The pamphlet came to be known as the "Army Pamphlet," and the controversy surrounding it is referred to as the "Army Pamphlet Incident."

== Overview ==
The draft was prepared by officers who had been sent as students to Tokyo Imperial University, including Sumihisa Ikeda (then a major, Faculty of Economics) and Ryōji Shikata (then a major, Faculty of Law). It was reviewed by the Press Section under section chiefs Teiichi Suzuki (August 1933 – March 1934) and Hiroshi Nemoto (March 1934 – February 1936), approved by Military Affairs Bureau Director Tetsuzan Nagata, and authorized by Army Minister Senjūrō Hayashi before publication. Its content was essentially a more concrete version of Ikki Kita's An Outline Plan for the Reorganization of Japan.

Because the pamphlet advocated the establishment of a socialist state and the adoption of a planned economy under Army leadership, it provoked widespread debate. It has been characterized as advocating a military-fascist system.

The officers involved in its preparation belonged to the Tōseiha (Control Faction). The rival Kōdōha (Imperial Way Faction) did not openly oppose it. While the Kōdōha opposed excessive managed economy as communist in nature, it had no objection to the establishment of a militarist system.

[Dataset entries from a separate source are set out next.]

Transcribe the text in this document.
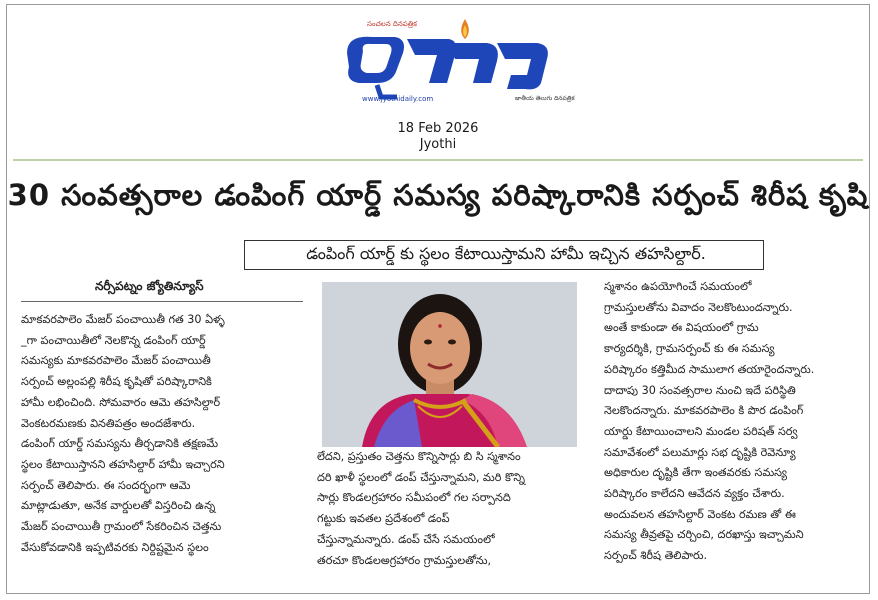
సంచలన దినపత్రిక
www.jyothidaily.com	జాతీయ తెలుగు దినపత్రిక
18 Feb 2026
Jyothi
30 సంవత్సరాల డంపింగ్ యార్డ్ సమస్య పరిష్కారానికి సర్పంచ్ శిరీష కృషి
డంపింగ్ యార్డ్ కు స్థలం కేటాయిస్తామని హామీ ఇచ్చిన తహసిల్దార్.
నర్సీపట్నం జ్యోతిన్యూస్
మాకవరపాలెం మేజర్ పంచాయితీ గత 30 ఏళ్ళ
_గా పంచాయితీలో నెలకొన్న డంపింగ్ యార్డ్
సమస్యకు మాకవరపాలెం మేజర్ పంచాయితీ
సర్పంచ్ అల్లంపల్లి శిరీష కృషితో పరిష్కారానికి
హామీ లభించింది. సోమవారం ఆమె తహసిల్దార్
వెంకటరమణకు వినతిపత్రం అందజేశారు.
డంపింగ్ యార్డ్ సమస్యను తీర్చడానికి తక్షణమే
స్థలం కేటాయిస్తానని తహసిల్దార్ హామీ ఇచ్చారని
సర్పంచ్ తెలిపారు. ఈ సందర్భంగా ఆమె
మాట్లాడుతూ, అనేక వార్డులతో విస్తరించి ఉన్న
మేజర్ పంచాయితీ గ్రామంలో సేకరించిన చెత్తను
వేసుకోవడానికి ఇప్పటివరకు నిర్దిష్టమైన స్థలం
లేదని, ప్రస్తుతం చెత్తను కొన్నిసార్లు బి సి స్మశానం
దరి ఖాళీ స్థలంలో డంప్ చేస్తున్నామని, మరి కొన్ని
సార్లు కొండలగ్రహారం సమీపంలో గల సర్పానది
గట్టుకు ఇవతల ప్రదేశంలో డంప్
చేస్తున్నామన్నారు. డంప్ చేసే సమయంలో
తరచూ కొండలఅగ్రహారం గ్రామస్తులతోను,
స్మశానం ఉపయోగించే సమయంలో
గ్రామస్తులతోను వివాదం నెలకొంటుందన్నారు.
అంతే కాకుండా ఈ విషయంలో గ్రామ
కార్యదర్శికి, గ్రామసర్పంచ్ కు ఈ సమస్య
పరిష్కారం కత్తిమీద సాములాగ తయారైందన్నారు.
దాదాపు 30 సంవత్సరాల నుంచి ఇదే పరిస్థితి
నెలకొందన్నారు. మాకవరపాలెం కి పొర డంపింగ్
యార్డు కేటాయించాలని మండల పరిషత్ సర్వ
సమావేశంలో పలుమార్లు సభ దృష్టికి రెవెన్యూ
అధికారుల దృష్టికి తేగా ఇంతవరకు సమస్య
పరిష్కారం కాలేదని ఆవేదన వ్యక్తం చేశారు.
అందువలన తహసిల్దార్ వెంకట రమణ తో ఈ
సమస్య తీవ్రతపై చర్చించి, దరఖాస్తు ఇచ్చామని
సర్పంచ్ శిరీష తెలిపారు.
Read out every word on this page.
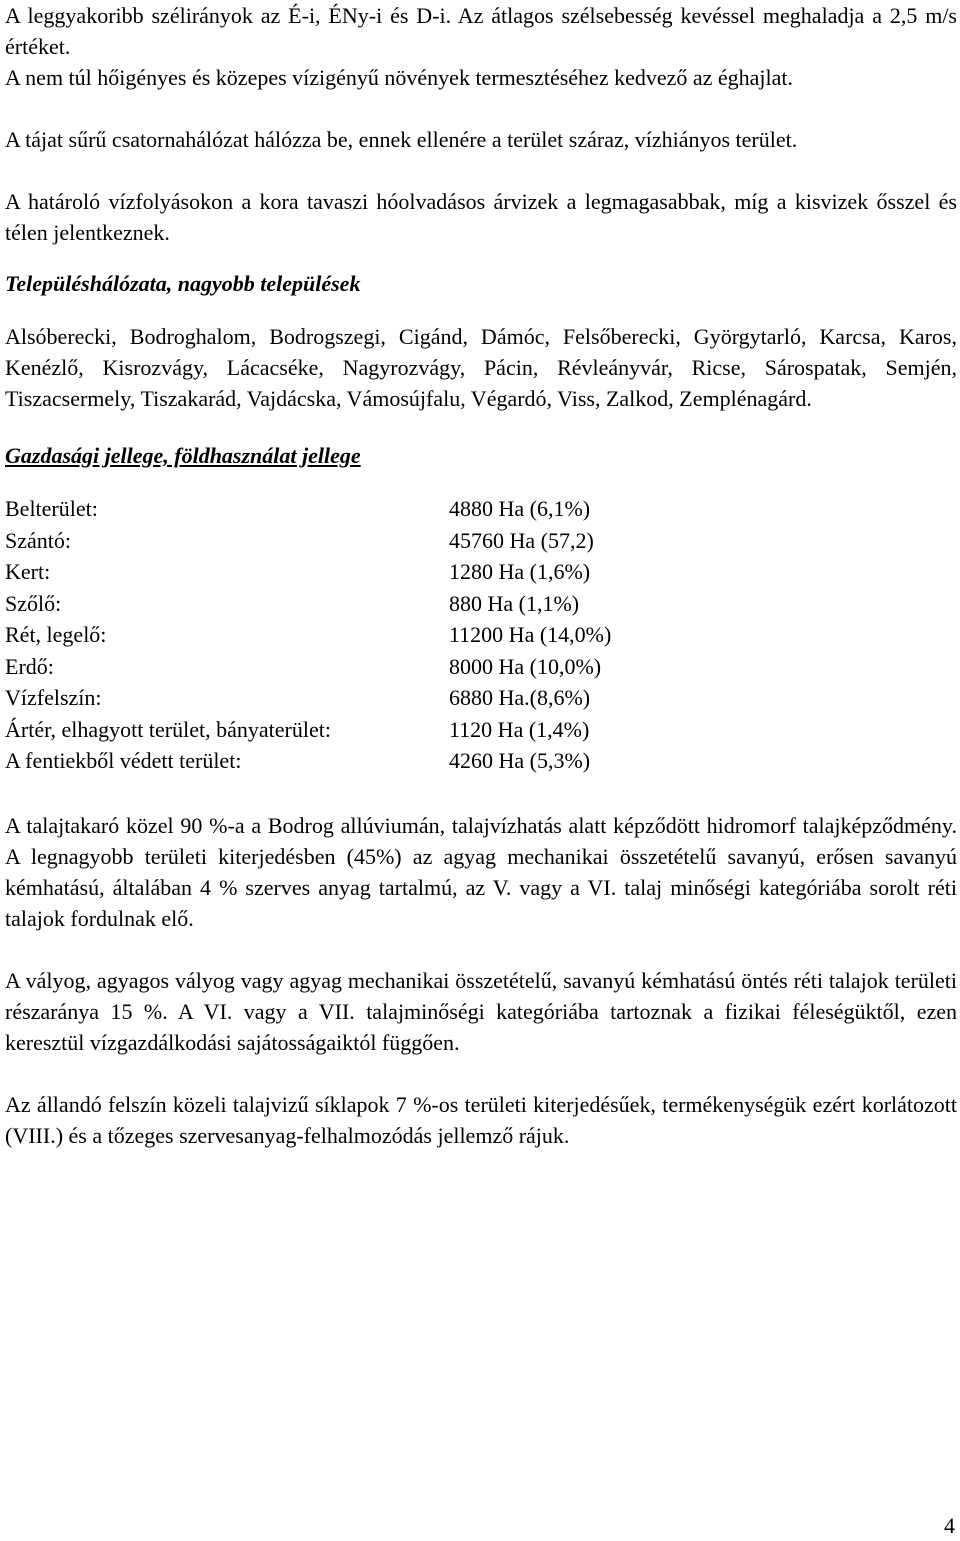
A leggyakoribb szélirányok az É-i, ÉNy-i és D-i. Az átlagos szélsebesség kevéssel meghaladja a 2,5 m/s értéket.

A nem túl hőigényes és közepes vízigényű növények termesztéséhez kedvező az éghajlat.

A tájat sűrű csatornahálózat hálózza be, ennek ellenére a terület száraz, vízhiányos terület.

A határoló vízfolyásokon a kora tavaszi hóolvadásos árvizek a legmagasabbak, míg a kisvizek ősszel és télen jelentkeznek.

Településhálózata, nagyobb települések

Alsóberecki, Bodroghalom, Bodrogszegi, Cigánd, Dámóc, Felsőberecki, Györgytarló, Karcsa, Karos, Kenézlő, Kisrozvágy, Lácacséke, Nagyrozvágy, Pácin, Révleányvár, Ricse, Sárospatak, Semjén, Tiszacsermely, Tiszakarád, Vajdácska, Vámosújfalu, Végardó, Viss, Zalkod, Zemplénagárd.

Gazdasági jellege, földhasználat jellege

Belterület:	4880 Ha (6,1%)
Szántó:	45760 Ha (57,2)
Kert:	1280 Ha (1,6%)
Szőlő:	880 Ha (1,1%)
Rét, legelő:	11200 Ha (14,0%)
Erdő:	8000 Ha (10,0%)
Vízfelszín:	6880 Ha.(8,6%)
Ártér, elhagyott terület, bányaterület:	1120 Ha (1,4%)
A fentiekből védett terület:	4260 Ha (5,3%)

A talajtakaró közel 90 %-a a Bodrog allúviumán, talajvízhatás alatt képződött hidromorf talajképződmény. A legnagyobb területi kiterjedésben (45%) az agyag mechanikai összetételű savanyú, erősen savanyú kémhatású, általában 4 % szerves anyag tartalmú, az V. vagy a VI. talaj minőségi kategóriába sorolt réti talajok fordulnak elő.

A vályog, agyagos vályog vagy agyag mechanikai összetételű, savanyú kémhatású öntés réti talajok területi részaránya 15 %. A VI. vagy a VII. talajminőségi kategóriába tartoznak a fizikai féleségüktől, ezen keresztül vízgazdálkodási sajátosságaiktól függően.

Az állandó felszín közeli talajvizű síklapok 7 %-os területi kiterjedésűek, termékenységük ezért korlátozott (VIII.) és a tőzeges szervesanyag-felhalmozódás jellemző rájuk.

4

Party politicians strongly opposed the pamphlet, and the Army Minister was questioned in the Diet. However, its advocacy of a controlled economy—based on the view that "if only a portion of the people enjoy economic profits, particularly unearned income, while the majority of the people suffer extreme hardship, giving rise to class antagonism, this is a problem that cannot be overlooked from the standpoint of general national policy, still less from that of national defense"—won support from reformist figures such as Seigō Nakano and Katsumaro Akamatsu. In particular, Hisashi Asō, secretary-general of the Social Masses Party, offered enthusiastic praise, declaring that "those who do not advance in accordance with the pamphlet are dropouts from social reform activities."

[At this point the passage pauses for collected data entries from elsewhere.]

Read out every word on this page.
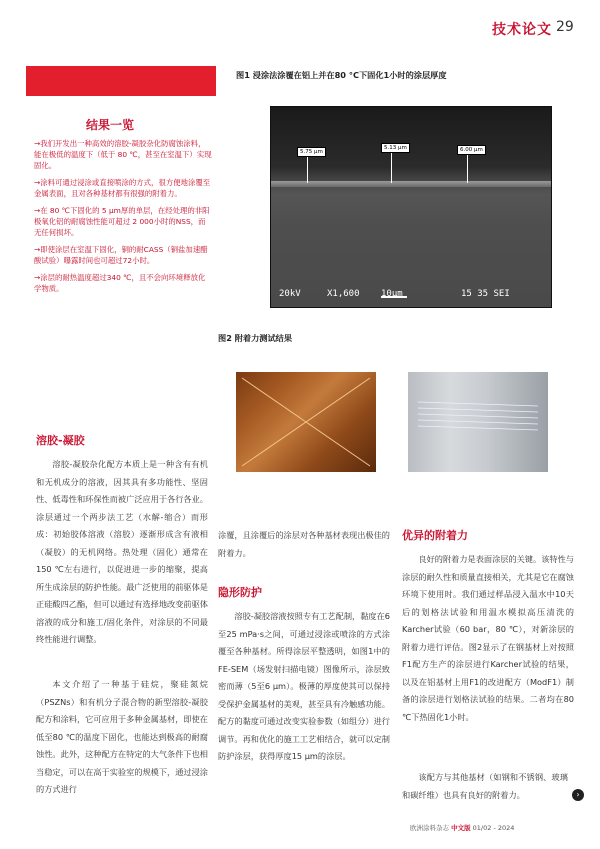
技术论文 29
结果一览
→我们开发出一种高效的溶胶-凝胶杂化防腐蚀涂料，能在极低的温度下（低于 80 ℃，甚至在室温下）实现固化。
→涂料可通过浸涂或直接喷涂的方式，很方便地涂覆至金属表面，且对各种基材都有很强的附着力。
→在 80 ℃下固化的 5 μm厚的单层，在经处理的非阳极氧化铝的耐腐蚀性能可超过 2 000小时的NSS，而无任何损坏。
→即使涂层在室温下固化，铜的耐CASS（铜盐加速醋酸试验）曝露时间也可超过72小时。
→涂层的耐热温度超过340 ℃，且不会向环境释放化学物质。
图1 浸涂法涂覆在铝上并在80 °C下固化1小时的涂层厚度
5.75 μm
5.13 μm	6.00 μm
20kV	X1,600 10μm	15 35 SEI
图2 附着力测试结果
溶胶-凝胶

溶胶-凝胶杂化配方本质上是一种含有有机和无机成分的溶液，因其具有多功能性、坚固性、低毒性和环保性而被广泛应用于各行各业。涂层通过一个两步法工艺（水解-缩合）而形成：初始胶体溶液（溶胶）逐渐形成含有液相（凝胶）的无机网络。热处理（固化）通常在150 ℃左右进行，以促进进一步的缩聚，提高所生成涂层的防护性能。最广泛使用的前驱体是正硅酸四乙酯，但可以通过有选择地改变前驱体溶液的成分和施工/固化条件，对涂层的不同最终性能进行调整。

本文介绍了一种基于硅烷，聚硅氮烷（PSZNs）和有机分子混合物的新型溶胶-凝胶配方和涂料，它可应用于多种金属基材，即使在低至80 ℃的温度下固化，也能达到极高的耐腐蚀性。此外，这种配方在特定的大气条件下也相当稳定，可以在高于实验室的规模下，通过浸涂的方式进行

涂覆，且涂覆后的涂层对各种基材表现出极佳的附着力。

隐形防护

溶胶-凝胶溶液按照专有工艺配制，黏度在6至25 mPa·s之间，可通过浸涂或喷涂的方式涂覆至各种基材。所得涂层平整透明，如图1中的FE-SEM（场发射扫描电镜）图像所示，涂层致密而薄（5至6 μm）。极薄的厚度使其可以保持受保护金属基材的美观，甚至具有冷触感功能。配方的黏度可通过改变实验参数（如组分）进行调节。再和优化的施工工艺相结合，就可以定制防护涂层，获得厚度15 μm的涂层。

优异的附着力

良好的附着力是表面涂层的关键。该特性与涂层的耐久性和质量直接相关，尤其是它在腐蚀环境下使用时。我们通过样品浸入温水中10天后的划格法试验和用温水模拟高压清洗的Karcher试验（60 bar，80 ℃），对新涂层的附着力进行评估。图2显示了在钢基材上对按照F1配方生产的涂层进行Karcher试验的结果，以及在铝基材上用F1的改进配方（ModF1）制备的涂层进行划格法试验的结果。二者均在80 ℃下热固化1小时。

该配方与其他基材（如钢和不锈钢、玻璃和碳纤维）也具有良好的附着力。	›
欧洲涂料杂志 中文版 01/02 - 2024
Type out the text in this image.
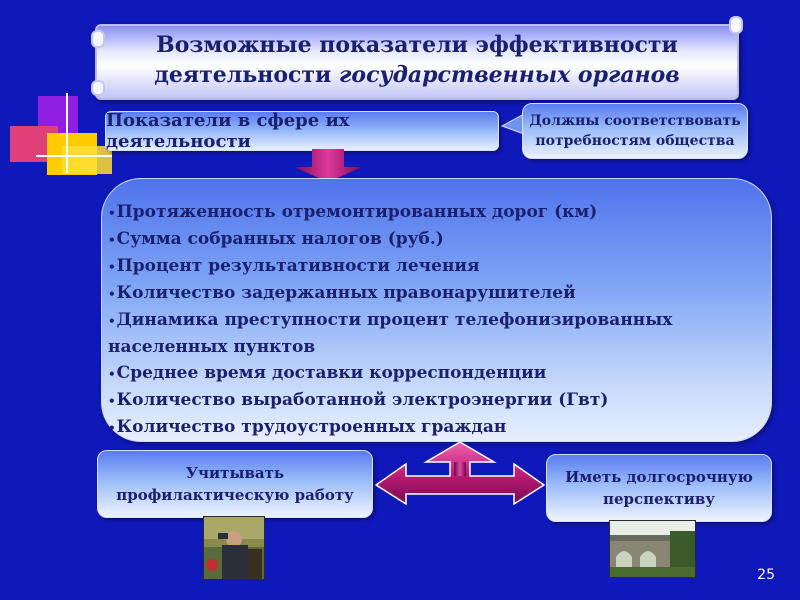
Возможные показатели эффективности
деятельности государственных органов
Показатели в сфере их деятельности
Должны соответствовать
потребностям общества
• Протяженность отремонтированных дорог (км)
• Сумма собранных налогов (руб.)
• Процент результативности лечения
• Количество задержанных правонарушителей
• Динамика преступности процент телефонизированных населенных пунктов
• Среднее время доставки корреспонденции
• Количество выработанной электроэнергии (Гвт)
• Количество трудоустроенных граждан
Учитывать
профилактическую работу
Иметь долгосрочную
перспективу
25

Criticism also came from Tatsukichi Minobe and others. The November issue of the magazine Chūō Kōron featured a special section titled "General Critique of Army National Policy." In his essay "Reading the Army's Statement on National Defense," Minobe criticized the pamphlet for "ignoring the established policies of the state and truly violating the sacred intent of national unity." Minobe incurred the Army's resentment and was soon attacked in connection with the Emperor Organ Theory controversy.

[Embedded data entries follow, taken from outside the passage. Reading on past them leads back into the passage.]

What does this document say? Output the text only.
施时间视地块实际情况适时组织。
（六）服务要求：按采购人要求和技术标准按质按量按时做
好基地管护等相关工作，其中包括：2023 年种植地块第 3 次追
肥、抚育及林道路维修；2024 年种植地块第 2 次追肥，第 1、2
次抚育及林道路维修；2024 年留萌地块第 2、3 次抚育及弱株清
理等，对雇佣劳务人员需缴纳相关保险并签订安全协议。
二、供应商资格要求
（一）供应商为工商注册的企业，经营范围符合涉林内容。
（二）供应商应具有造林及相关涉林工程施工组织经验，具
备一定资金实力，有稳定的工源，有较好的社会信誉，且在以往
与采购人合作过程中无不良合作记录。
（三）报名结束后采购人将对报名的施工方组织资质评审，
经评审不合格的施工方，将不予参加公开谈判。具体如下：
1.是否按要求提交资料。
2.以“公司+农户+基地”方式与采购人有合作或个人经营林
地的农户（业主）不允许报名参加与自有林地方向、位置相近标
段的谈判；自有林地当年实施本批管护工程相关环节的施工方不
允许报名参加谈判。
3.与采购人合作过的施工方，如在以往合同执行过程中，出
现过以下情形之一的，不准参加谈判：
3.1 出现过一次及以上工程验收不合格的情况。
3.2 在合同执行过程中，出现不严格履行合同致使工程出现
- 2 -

Contemporary foreign reporting noted that the pamphlet called for a socialist-style program to remedy rural distress and strengthen national defense.

== Influence and evaluation ==

=== Public comment ===
A private postcard was attached at the end of the booklet so that readers could write their opinions and send them to the Army Ministry. This constituted a form of public consultation inviting popular opinion, which was unusual and innovative for the government and political parties of the time and attracted public attention. The opinions received by postcard and other means were published the following year as a collection of comments on the pamphlet.

=== Differences from similar publications ===
Following the Mukden Incident of September 1931, the Army issued 18 pamphlets in 1931, 37 in 1932, and 33 in 1933 to justify its actions to the public.

The Basic Principles of National Defense and Proposal for Strengthening It differed significantly in that it marked the first time the military openly addressed ideological and economic issues and publicly indicated its intention to intervene in politics.

=== Newspaper publicity ===
Prior to publication, the Army had requested extensive coverage from the major newspapers, generating a large response. Economist Seibi Hijikata remarked that "it would have been more appropriate for the Army to publish it to the nation through the Cabinet rather than independently and directly."